A few days went by, and nothing ever came of it. They fixed the door and I wasn’t arrested, but I still felt terrible about the whole thing. The innocent Dutch Girl, whom I obtained by committing a crime, had now been used to commit a crime. Oh, the humanity!
My husband Andy is an avid knife person. His parents gave him his first knife in his Easter Basket when he was 6 years old. Andy generally has a pocket knife on his person at all times, unless he knows he is going through a metal detector. It’s not for protection; he uses it as a tool. Some people are freaked out by it, but he doesn’t give a shit.
Andy is extremely safe with his knives, and I am not. I am what my family calls a ball and jammer, a term coined by Andy’s father. The only way I can explain being a ball and jammer, is to describe a toddler with a shape sorter toy. The kid tries for hours to jam the star into the rectangular hole so hard and fast that it doesn’t matter how messy it gets. And in the meanwhile, the kids hands may get bloody and there will be a lot of sweat and tears. Then, even with the toy completely FUBAR, the star magically gets into the rectangular hole. This is how I pretty much do everything, including using knives. Andy has been threatening for almost 8 years to make me sit down and learn knife safety, but I refuse. He has taught me a few tips and tricks and they made sense, but I can’t even remember what they are. It wasn’t my style.

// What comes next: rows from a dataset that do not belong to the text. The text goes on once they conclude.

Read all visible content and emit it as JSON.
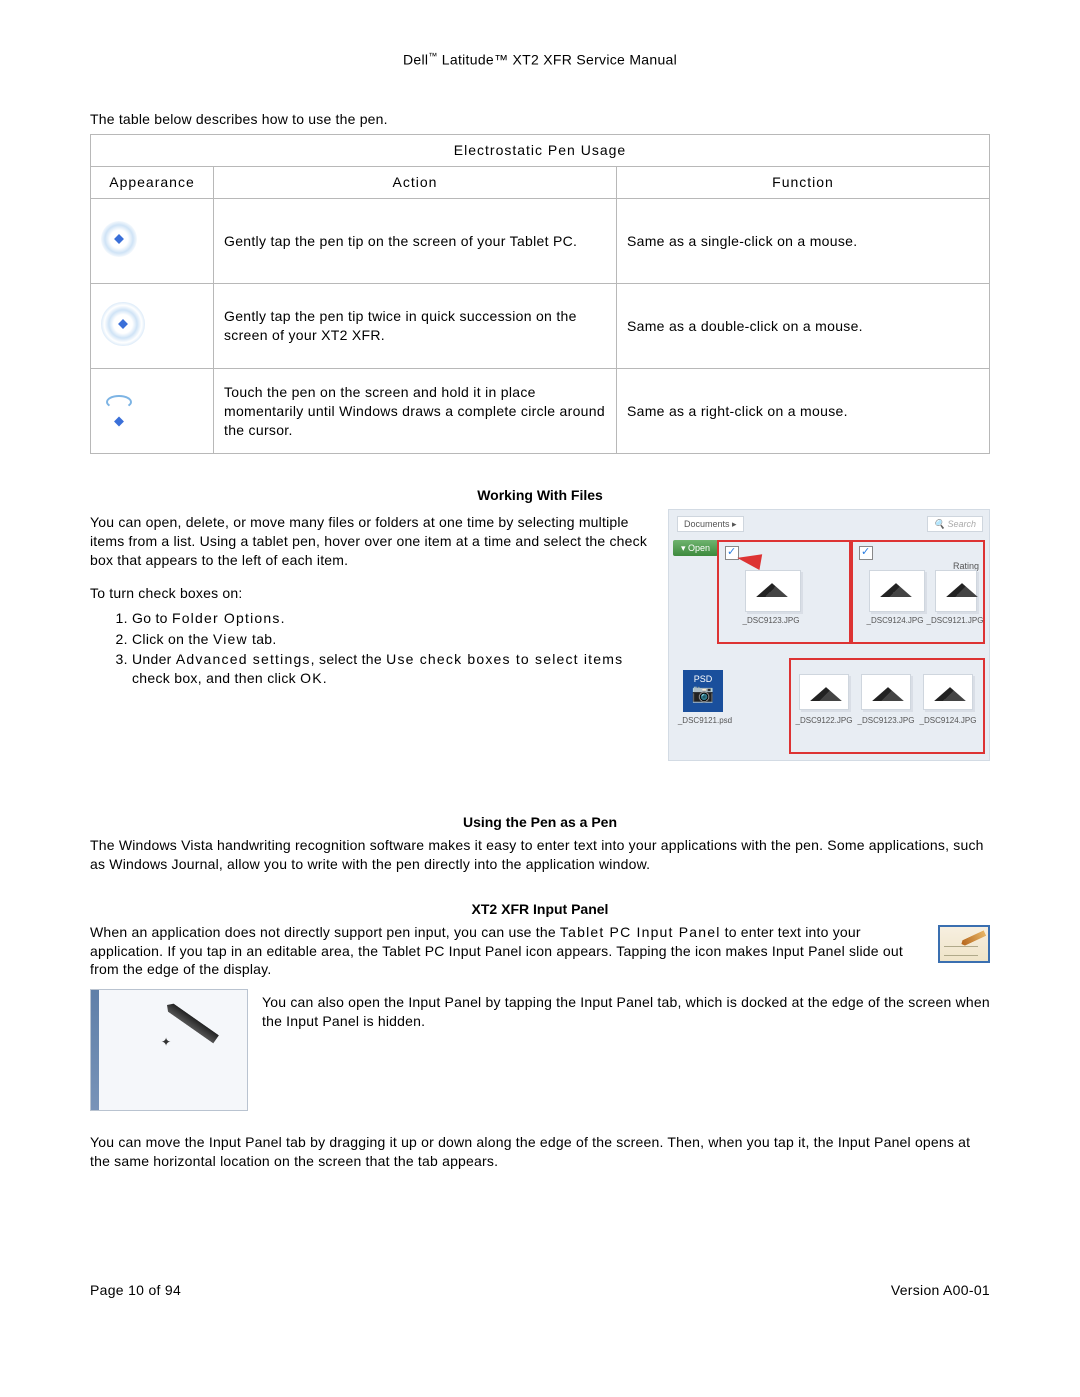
{
  "header": {
    "brand": "Dell",
    "tm1": "™",
    "product": " Latitude™ XT2 XFR Service Manual"
  },
  "intro": "The table below describes how to use the pen.",
  "table": {
    "title": "Electrostatic Pen Usage",
    "headers": {
      "appearance": "Appearance",
      "action": "Action",
      "function": "Function"
    },
    "rows": [
      {
        "action": "Gently tap the pen tip on the screen of your Tablet PC.",
        "function": "Same as a single-click on a mouse."
      },
      {
        "action": "Gently tap the pen tip twice in quick succession on the screen of your XT2 XFR.",
        "function": "Same as a double-click on a mouse."
      },
      {
        "action": "Touch the pen on the screen and hold it in place momentarily until Windows draws a complete circle around the cursor.",
        "function": "Same as a right-click on a mouse."
      }
    ]
  },
  "workingWithFiles": {
    "heading": "Working With Files",
    "p1": "You can open, delete, or move many files or folders at one time by selecting multiple items from a list. Using a tablet pen, hover over one item at a time and select the check box that appears to the left of each item.",
    "p2": "To turn check boxes on:",
    "steps": {
      "s1a": "Go to ",
      "s1b": "Folder Options",
      "s1c": ".",
      "s2a": "Click on the ",
      "s2b": "View",
      "s2c": " tab.",
      "s3a": "Under ",
      "s3b": "Advanced settings",
      "s3c": ", select the ",
      "s3d": "Use check boxes to select items",
      "s3e": " check box, and then click ",
      "s3f": "OK",
      "s3g": "."
    },
    "img": {
      "crumb": "Documents ▸",
      "search": "Search",
      "open": "Open",
      "rating": "Rating",
      "psd": "PSD",
      "f1": "_DSC9123.JPG",
      "f2": "_DSC9124.JPG",
      "f3": "_DSC9121.JPG",
      "f4": "_DSC9121.psd",
      "f5": "_DSC9122.JPG",
      "f6": "_DSC9123.JPG",
      "f7": "_DSC9124.JPG"
    }
  },
  "usingPen": {
    "heading": "Using the Pen as a Pen",
    "p1": "The Windows Vista handwriting recognition software makes it easy to enter text into your applications with the pen. Some applications, such as Windows Journal, allow you to write with the pen directly into the application window."
  },
  "inputPanel": {
    "heading": "XT2 XFR Input Panel",
    "p1a": "When an application does not directly support pen input, you can use the ",
    "p1b": "Tablet PC Input Panel",
    "p1c": " to enter text into your application. If you tap in an editable area, the Tablet PC Input Panel icon appears. Tapping the icon makes Input Panel slide out from the edge of the display.",
    "p2": "You can also open the Input Panel by tapping the Input Panel tab, which is docked at the edge of the screen when the Input Panel is hidden.",
    "p3": "You can move the Input Panel tab by dragging it up or down along the edge of the screen. Then, when you tap it, the Input Panel opens at the same horizontal location on the screen that the tab appears."
  },
  "footer": {
    "page": "Page 10 of 94",
    "version": "Version A00-01"
  }
}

This past Friday I was working from home and decided to make some toast for breakfast. The slices of bread were frozen together, so I grabbed a knife to separate the slices. I stuck the tip of the knife in-between the bread, and with full force pushed the knife through the bread. The bread separated perfectly, but the knife went right into my left hand where it meets my middle finger. I pulled the knife out of my hand and assessed the damage. No blood, but my skin was separated and I could see right into the fat of my finger. There was also a little fat hanging out of the wound which almost caused me to pass out.
“Oh my God”, I yelled and woke Andy up from a much-needed nap. I said, “I need to go to the hospital, I need stitches.” He asked why, and I said, “I stabbed myself with a knife”. I knew I was in for a ration of shit. The man can’t even watch me use a knife, because he gets too nervous KNOWING that I am going to hurt myself. Now after almost 8 years, his prophecy was fulfilled.
Andy looked at my finger and he wrapped my hand up. I spent my lunch break going by myself to Urgent Care in Park Slope (which I would give a 5 star rating). I was in an out in 20 minutes with one stitch in my hand, a tetanus shot, and some antibiotics just in case of infection.
When I got home I cried because I felt so stupid. I should have listened to him, I should have refrained from being an idiot, I should have never balled and jammed that knife through that frozen bread. Andy proclaimed that he is now going make me take his knife safety course. I avoided it for almost 8 years, so I may as well get it over with. However, it’s been 48 hours, and still no safety course. But I guess I win, because I am watching TV while he is cubing sweet potatoes in the kitchen.